Als Arbeitgeber zahlst Du anteilig die Hälfte der Kosten der Sozialversicherung für Deine Mitarbeiter. Diese werden auf den Brutto-Lohn berechnet. Der konkrete Anteil Deines Unternehmens beträgt pro Mitarbeiter

  • 9,35 Prozent des Rentenbeitrags,
  • 7,3 Prozent der gesetzlichen Krankenversicherung,
  • einen Anteil zur Arbeitslosenversicherung in Höhe von 1,5 Prozent und
  • einen Beitrag in Höhe von 1,275 Prozent zur Pflegeversicherung.

Die Beiträge zur gesetzlichen Unfallversicherung in Höhe von 1,6 Prozent trägst Du als Arbeitgeber allein.

Mit insgesamt 21,025 Prozent machen sie einen großen Teil Deiner Lohnkosten aus. Um Dir in der jetzigen Situation mehr finanziellen Handlungsspielraum zu verschaffen, kannst Du diese Sozialversicherungsbeiträge im Rahmen des Maßnahmenpakets der Bundesregierung ebenfalls stunden lassen. Den entsprechenden Antrag richtest Du an Dein zuständiges Finanzamt.

#SeiteAnSeite: Pentas Online-Petition unterstützt und fordert schnellere Soforthilfen und Kredite für kleine Unternehmen, Freiberufler, Selbstständige und Start-ups 

Auftrags- und Umsatzrückgänge, Beeinträchtigungen der Lieferketten, Liquiditätsengpässe, fehlende Mitarbeiter, Reisebeschränkungen u. v. m. erschweren insbesondere kleinen Unternehmen, Freiberuflern, Selbstständigen und Start-ups die Aufrechterhaltung des Geschäftsbetriebs. Die Maßnahmen der Bundesregierung zur finanziellen Soforthilfe sind insbesondere zur Unterstützung dieser Unternehmen gedacht. Schließlich machen laut Statista kleine und mittlere Unternehmen mit 2,49 Millionen über 99 Prozent der Unternehmen in Deutschland aus. 

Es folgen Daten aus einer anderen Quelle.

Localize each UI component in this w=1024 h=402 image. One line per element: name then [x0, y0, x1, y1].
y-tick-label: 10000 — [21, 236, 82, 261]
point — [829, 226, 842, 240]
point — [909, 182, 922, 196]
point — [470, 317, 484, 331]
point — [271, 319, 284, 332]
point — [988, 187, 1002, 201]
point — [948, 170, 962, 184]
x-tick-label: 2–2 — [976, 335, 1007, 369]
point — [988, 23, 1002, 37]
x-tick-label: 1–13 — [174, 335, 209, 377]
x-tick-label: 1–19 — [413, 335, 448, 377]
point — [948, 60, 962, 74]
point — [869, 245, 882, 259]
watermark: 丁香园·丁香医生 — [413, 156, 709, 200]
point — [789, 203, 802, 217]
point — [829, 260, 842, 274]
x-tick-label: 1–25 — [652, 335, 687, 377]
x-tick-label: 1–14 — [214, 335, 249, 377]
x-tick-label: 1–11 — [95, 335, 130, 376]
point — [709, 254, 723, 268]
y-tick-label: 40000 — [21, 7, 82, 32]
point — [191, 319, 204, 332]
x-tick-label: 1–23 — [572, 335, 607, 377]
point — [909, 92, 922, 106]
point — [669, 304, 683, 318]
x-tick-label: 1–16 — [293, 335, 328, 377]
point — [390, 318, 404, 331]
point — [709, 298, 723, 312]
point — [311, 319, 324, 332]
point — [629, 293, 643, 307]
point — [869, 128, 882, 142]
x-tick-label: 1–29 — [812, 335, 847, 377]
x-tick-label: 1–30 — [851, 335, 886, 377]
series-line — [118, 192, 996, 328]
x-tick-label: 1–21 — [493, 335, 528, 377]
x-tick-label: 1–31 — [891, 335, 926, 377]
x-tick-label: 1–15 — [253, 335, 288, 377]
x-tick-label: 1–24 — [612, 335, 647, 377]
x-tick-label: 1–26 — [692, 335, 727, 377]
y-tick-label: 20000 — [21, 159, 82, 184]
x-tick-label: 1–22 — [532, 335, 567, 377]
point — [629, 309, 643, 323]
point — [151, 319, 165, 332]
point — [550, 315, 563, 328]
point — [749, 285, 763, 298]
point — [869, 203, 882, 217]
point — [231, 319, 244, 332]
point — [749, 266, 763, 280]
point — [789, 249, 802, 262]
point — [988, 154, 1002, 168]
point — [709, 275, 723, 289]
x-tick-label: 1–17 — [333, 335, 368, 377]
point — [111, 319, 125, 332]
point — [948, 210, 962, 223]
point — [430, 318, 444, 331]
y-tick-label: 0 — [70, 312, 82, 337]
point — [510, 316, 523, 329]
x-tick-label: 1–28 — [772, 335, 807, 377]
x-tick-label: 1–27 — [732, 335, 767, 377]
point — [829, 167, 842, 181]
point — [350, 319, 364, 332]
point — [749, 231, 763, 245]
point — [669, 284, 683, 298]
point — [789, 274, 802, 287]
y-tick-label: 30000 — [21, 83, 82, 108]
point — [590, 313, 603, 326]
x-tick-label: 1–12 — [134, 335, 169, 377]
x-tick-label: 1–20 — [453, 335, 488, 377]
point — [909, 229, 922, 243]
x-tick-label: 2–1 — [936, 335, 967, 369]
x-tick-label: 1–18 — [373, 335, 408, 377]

Es ist ein guter Anfang. Weitere Maßnahmen werden aber sicher erforderlich werden. Die Bewilligung und Bereitstellung der Gelder wird einige Zeit in Anspruch nehmen. Zeit, die diese Unternehmen nicht haben. Vor diesem Hintergrund hat Penta als Branchenexperte Kontakt zu Vorständen von Förderbanken, hochrangigen Politikern und Staatssekretären im Bundesfinanzministerium und Bundeswirtschaftsministerium aufgenommen, um die schnelle schnelle finanzielle Unterstützung für KMUs durch sein digitales Know-how maximal zu optimieren. Mit einer Online-Petition macht Penta sich stark, Hürden abzubauen und unbürokratisch, schnell und digital Hilfe zu leisten.